When the Temperance Movement got underway in the US, though, the Navy banned drinking aboard ships altogether. Unimpeded shore leave was offered as a compensation, to keep up morale and keep new recruits coming after the on-deck party was over. Even as prohibition remained the law of the land, sailors were gaining a reputation as hard drinkers ashore. There was even a troubling epidemic of sailor deaths from consuming bootleg spirits.

“Navy Joins Fight On Sands St. Rum: One Sailor Dead, Many Others Ill, as Result of Bootleggers’ Operations.” New York Times, December 12, 1921

But the U.S. Navy felt that monitoring behavior on shore leave would result in fewer troops during war-time. In ports the world over, sailors let their hair down with impunity. When they would leave the ship to find a bar closed, they viewed it as “an infringement on the ever-to-be respected doctrine… of sailors’ rights,” and would riot accordingly.

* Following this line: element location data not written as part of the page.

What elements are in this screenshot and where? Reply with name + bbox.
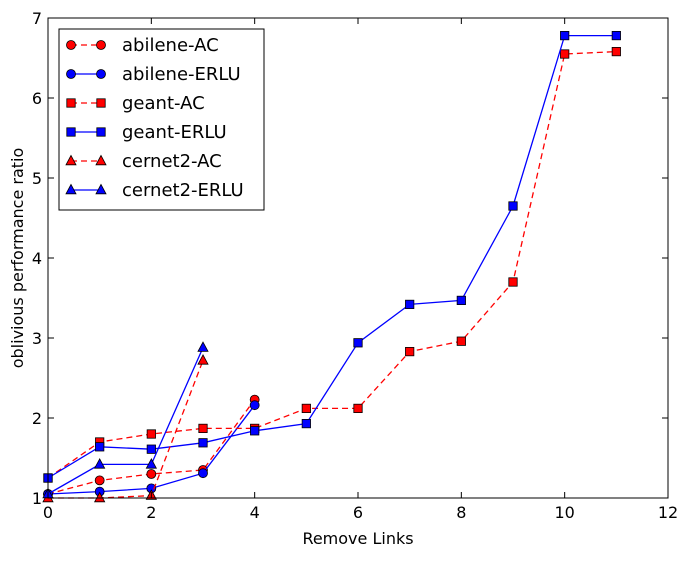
x-tick-label: 4: [250, 503, 260, 522]
legend-marker: [66, 40, 76, 50]
series-line: [47, 50, 617, 479]
data-point: [93, 458, 106, 469]
data-point: [301, 418, 311, 429]
data-point: [146, 429, 156, 439]
legend-item: cernet2-AC: [65, 151, 222, 172]
data-point: [301, 403, 311, 414]
legend-label: abilene-ERLU: [122, 64, 241, 85]
legend-item: geant-ERLU: [66, 122, 227, 143]
legend-label: cernet2-AC: [122, 151, 222, 172]
legend-item: cernet2-ERLU: [65, 180, 244, 201]
y-tick-label: 1: [32, 489, 42, 508]
data-point: [508, 201, 518, 211]
data-point: [405, 299, 415, 310]
data-point: [611, 30, 621, 41]
data-point: [93, 491, 106, 503]
data-point: [560, 30, 570, 41]
legend-marker: [66, 69, 76, 79]
data-point: [146, 444, 156, 454]
legend-marker: [96, 98, 106, 108]
series-line: [47, 34, 617, 479]
data-point: [353, 403, 363, 414]
x-tick-label: 6: [353, 503, 363, 522]
legend-item: geant-AC: [66, 93, 205, 114]
series-cernet2-AC: [42, 354, 209, 503]
data-point: [198, 438, 208, 448]
legend-marker: [66, 127, 76, 137]
legend: abilene-AC abilene-ERLU geant-AC geant-ERLU…: [58, 28, 265, 211]
legend-label: geant-AC: [122, 93, 205, 114]
legend-marker: [95, 154, 107, 166]
data-point: [146, 469, 157, 479]
x-axis-title: Remove Links: [302, 529, 413, 548]
data-point: [250, 426, 260, 436]
y-tick-label: 2: [32, 409, 42, 428]
data-point: [95, 442, 105, 452]
legend-marker: [65, 183, 77, 195]
data-point: [611, 47, 621, 57]
plot-series-layer: [42, 30, 621, 503]
legend-item: abilene-ERLU: [66, 64, 241, 85]
y-axis-title: oblivious performance ratio: [8, 148, 27, 369]
x-tick-label: 10: [554, 503, 574, 522]
series-cernet2-ERLU: [42, 341, 209, 499]
data-point: [353, 338, 363, 348]
legend-marker: [65, 154, 77, 166]
series-line: [47, 347, 204, 495]
y-tick-label: 6: [32, 89, 42, 108]
legend-label: cernet2-ERLU: [122, 180, 244, 201]
data-point: [405, 346, 415, 357]
x-tick-label: 2: [146, 503, 156, 522]
legend-label: abilene-AC: [122, 35, 219, 56]
x-tick-label: 12: [658, 503, 678, 522]
data-point: [456, 295, 466, 306]
legend-marker: [95, 183, 107, 195]
data-point: [94, 475, 105, 486]
legend-item: abilene-AC: [66, 35, 219, 56]
data-point: [197, 354, 209, 365]
series-line: [48, 360, 204, 499]
data-point: [197, 341, 209, 352]
data-point: [456, 336, 466, 346]
legend-box: [58, 28, 265, 211]
data-point: [249, 400, 260, 411]
legend-marker: [96, 127, 106, 137]
data-point: [198, 423, 208, 434]
y-tick-label: 5: [32, 169, 42, 188]
legend-marker: [96, 40, 106, 50]
legend-label: geant-ERLU: [122, 122, 227, 143]
y-tick-label: 3: [32, 329, 42, 348]
data-point: [560, 49, 570, 59]
x-tick-label: 8: [456, 503, 466, 522]
x-tick-label: 0: [43, 503, 53, 522]
data-point: [145, 458, 158, 469]
legend-marker: [66, 98, 76, 108]
data-point: [508, 277, 518, 287]
data-point: [198, 468, 208, 479]
y-tick-label: 7: [32, 9, 42, 28]
legend-marker: [96, 69, 106, 79]
y-tick-label: 4: [32, 249, 42, 268]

“A sailor’s liberty is but for a day; yet while it lasts it is perfect,” wrote one sailor in his memoir. “He is under no one’s eye, and can do whatever, and go wherever, he pleases.” Typically, doing what they pleased meant that they “steered for the first grog shop” with a “sailor-like” fervor. “Like a wild bird liberated from its cage,” wrote another, “their money flies like chaff,” spent mostly on liquor, but also on prostitutes and gambling.

WWII sailors at a bar (Source)

Many port towns made an industry out of satisfying sailors’ desires and indulging their excesses. But there were conflicts, too. In May of 1945, tensions reached a fever pitch in Halifax, Nova Scotia. Opportunistic merchants in the city had begun to charge sailors steeper rates for drinks, citing disorderly behavior, and the lines and fines had grown untenable for some seamen. On May 8th, the day that the city was set to celebrate Allied victory in WWII, rumors began that miffed sailors planned to give locals “what was coming to them.”

In fear and defiance, locals shuttered every bar and restaurant to deny them alcohol. The thirsty sailors rioted, setting tramcars and police paddy wagons ablaze, smashing shop windows and brawling with locals. Sixty-five thousand quarts of liquor, 8,000 cases of beer and 1,500 cases of wine were looted from closed venues. Three men died — two of alcohol poisoning, one murdered. The next day, a reporter compared the scene to “London after the blitz.”

“Halifax Celebrants Loot Shops, Set Fires.” New York Times, May 9, 1945.

Permissiveness of sailors’ off-duty abandon has persisted in American Naval culture despite more than a few protests from offended residents of port towns worldwide. Japan, in particular, has been a site of conflict. In 1995, after a startling incident in which a 12-year-old schoolgirl was raped by three servicemen, Japanese civilians began calling for the removal of military bases altogether. As demonstrations there intensified, it became increasingly clear to the military that the conduct of off-duty servicemen constituted a threat to international relations.

Vestiges of sailor slang in contemporary drinking culture are a testament to the intensity of the sailor-alcohol connection. The term “binge drinking” comes from the task of binging on a naval ship, or rinsing the empty liquor cask with water — sailors who desired more than their allotment would drink the rinse-water in hopes that it contained trace amounts of alcohol. Grog was a mixture of rum, water and citrus, meant to satisfy seamen and fight scurvy, hence to be groggy is to be addled by the concoction. Cargo was loaded onto ships through an opening on the ship deck known as a hatch; liquor, too, goes “down the hatch.”

But there’s been an irreversible shift in the military’s thinking. The new alcohol ban in Japan shows that the Navy is no longer willing to turn a blind eye to shore leave rowdiness, and worse. “The alcohol restriction will remain in effect,” read the fleet commander’s statement, until the Navy is “comfortable that all personnel understand the impact of responsible behavior on the U.S.-Japan Alliance and the United States’ ability to provide security and stability in the Indo-Asia-Pacific.”

The stakes have been readjusted, and the military’s not kidding around. If the Japan prohibition is any indication, it seems shore leave drinking culture is poised to go down the hatch of history.